Distributed computer system 100 also includes network communication device 105, having a local repository 106 that may be used in a similar manner to local repository 103. Network communication device 106 may be a switch, router, bridge, or the like that facilitates communication between other devices connected to one or more networks. Log file entries on network communication device 106 may represent network events, device status, or local application status (among other possibilities). Network communication device 106 represents, in this example, other types of devices that may generate log file entries even though some devices do not execute standard user application software. Accordingly, disclosed techniques for log file analysis are not limited to any particular kind of application or device or any type of connection to a specific application or device. Log file entries (or log files) may be collected periodically or transmitted from mobile devices at a time when convenient for the mobile device (e.g., in range of a network or when not in active use by an end-user).

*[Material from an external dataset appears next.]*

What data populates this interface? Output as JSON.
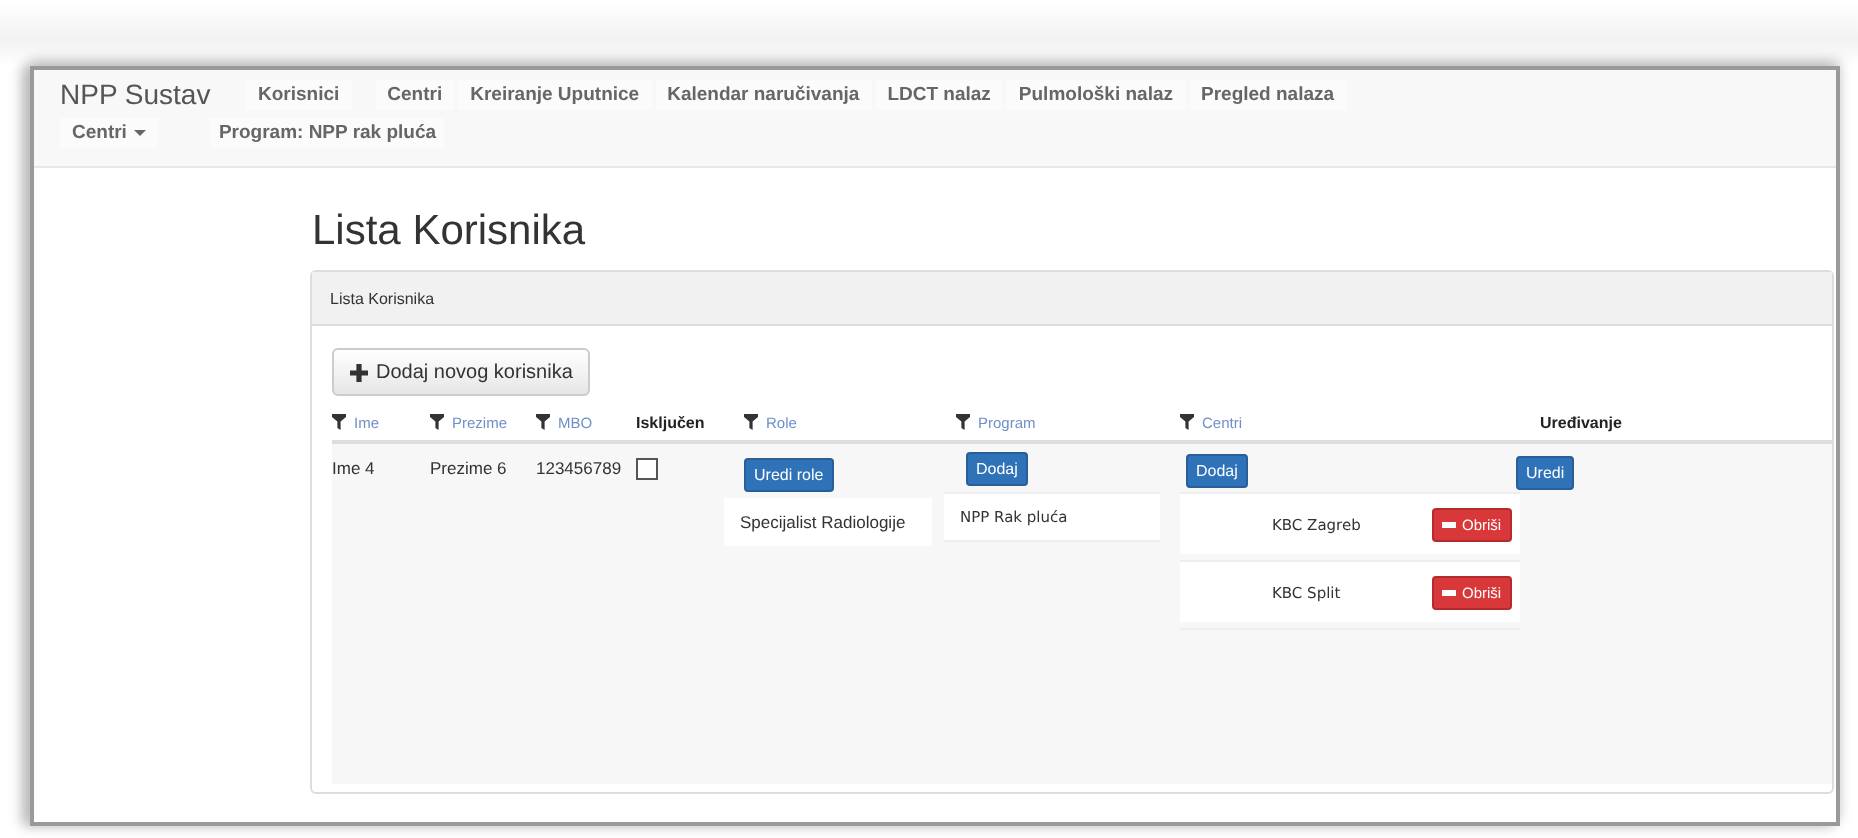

Distributed computer system 100 also includes two computer servers that are used as an example of how some applications may execute on a single system or may be distributed across multiple systems. When applications are distributed across multiple systems (or execute in multiple threads on a single system) there may be variations in the order of messages in a log file where the variations are not representative of areas of concern. For example, if these multiple sources write to a composite log file the timing of different sources providing entries to the composite log file may be expected. Application 1 115-A (on computer server A 107) and application 1 115-B (on computer server B 110) is illustrated to represent a distributed application that executes concurrently on both computer server A 107 and computer server B 110. Because the application is distributed, in this example, multiple log file repositories may exist such as log file repository 116-A on computer server 107 and log file repository 116-B on computer server B 110.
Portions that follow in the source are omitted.